As unlikely as it seems, the "match" the heading refers to is not a regular expression match. While I am in a long-term but open relationship with computers, I also do pay a certain bit of attention to opposite sex subjects of my species. This involves two immediate conclusions:
- I have a shortage of such subjects available for dating in my nearest social circle;
- The more information technology-abundant the process of mating is the more I'm likely to succeed.
Which, in turn, makes it obvious that I like to visit dating sites. If your first guess was that I use a geek-oriented fully-automatic neural-bayessian-expert-system-network-powered social site, you would be wrong. Automated matching engines appeared a bad solution: the criteria they use are too generic; besides they're not as popular as those that target generic audience. Therefore, the only option I have is to look for the one at generic-purpose dating sites.
The problem with generic-purpose dating sites
These sites (I tried several) share a common issue: they are annoyingly inefficient.
What's the source of the inefficiency there? It's the way search results are presented and managed. Or, to be more specific, how they're unmanageable by design. When you try to look for a woman to date, you're presented with a search result page, which is sorted by a complex weighted formula. A large weight is assigned to the last visit date, however, an even larger weight is of a paid (or, sometimes, free) service to move yourself up in search results page.
No wonder that a lot of women you have already considered as a potential mate and have rejected keep showing up in search result, distracting your attention from those potentially dateable. This decreases the efficiency dramatically.

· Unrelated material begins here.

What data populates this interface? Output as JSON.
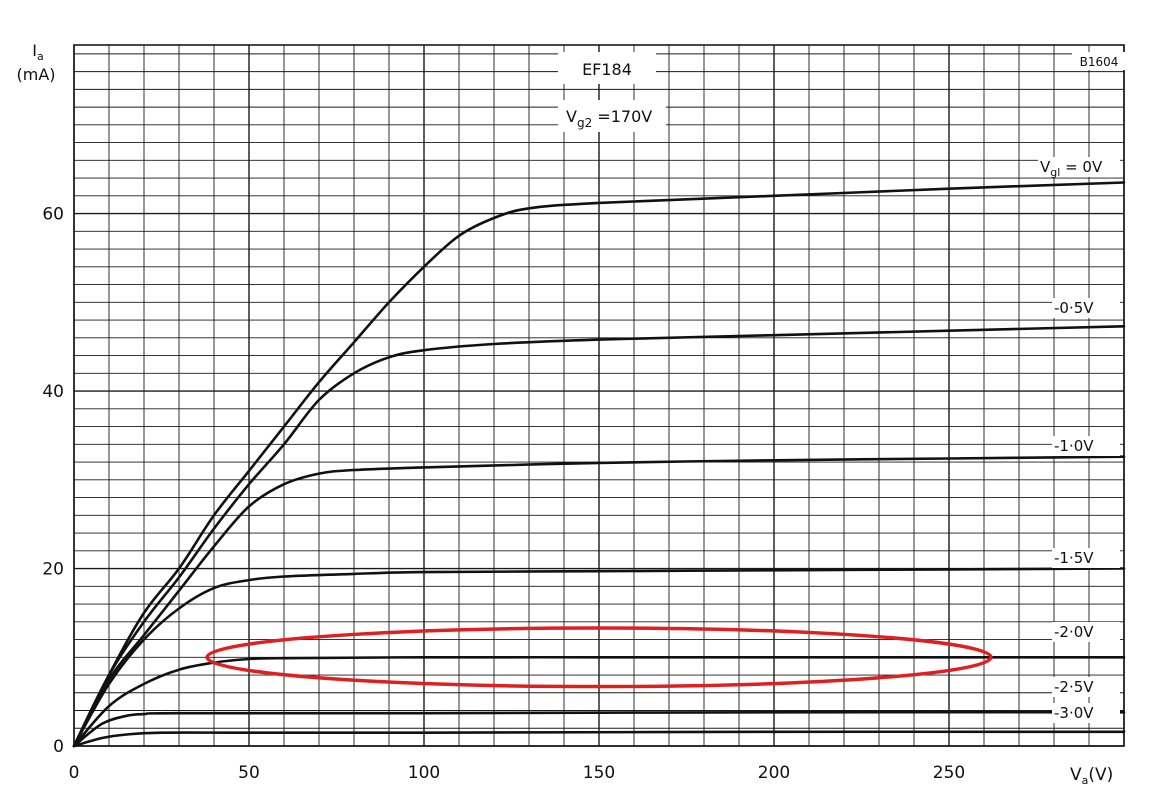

I already tried to apply a "geek-like" approach to another "real-life" problem I head, an overweight. The solution I found appeared to be quite efficient: the graph of my weight is still the biggest motivator for making myself less fat.
A solution to this would be to filter search results on server side, discarding girls a user has already seen. However, aside from the apparent marketing-related problems—how would you sell good places in search results if they're so easy to hide permanently?—user-specific search yield should suffer from performance impediments, especially on popular sites.
Therefore, a filter on the user side could solve the problem. And the web browsers (at lease, some of them), do already have such mechanism. User scripts.
I used Firefox and GreaseMonkey to make a simple script to improve the girl finding experience. Here it is:
This script sets up an event listener to the ENTER key. When you press it, it locates the parts of the web page that look like girl userinfo or like search results. If it finds the search result that has already been seen, it shades it, making the other girls more visible. If the script finds that I'm currently at the girl-specific user info page with a lot of details, it will strike out the user next time, because a girl I closely looked and rejected should be even less visible.
The script uses GM_setValue and GM_getValue special functions. Greasemonkey Firefox addon specifically provides them to access a permanent storage that persists across browser invocations.
Here goes the rant
The simplest architecture for the script, of course, would be just to fix up a page after it's loaded. Why do we need a lot of creepy event listeners?
The key here is after it's loaded. We can't tell when the page, or a piece of its content is loaded when running a userscript. The dating site I targeted was a complex piece of software with a lot of frames, with ajax-powered search result loading, etc. It heavily suffered from the issue described in this StackOverflow question, and the solution presented there with onhashchange event didn't help.
Therefore, I had to retreat to the User Brain Slowness. A user should hit ENTER after the page is loaded, making the script parse everything correctly. However, this worked badly too, hence all these event handlers that seem excessive at first sight.
Okay, so assume we have successfully loaded the document HTML tree. How can I now traverse it, spending as few keystrokes as possible?
As far as I know, there's no way to do this. All ways are browser-specific, and do not look even closely as a foreach loop. You may see these ugly constructs back from 90s near the FIRST_ORDERED_NODE_TYPE constants in the code above.
The only conclusion I'm sure about is that, the night I wrote the script, programming successfully distracted me from women for several hours again. What a jealous activity it is!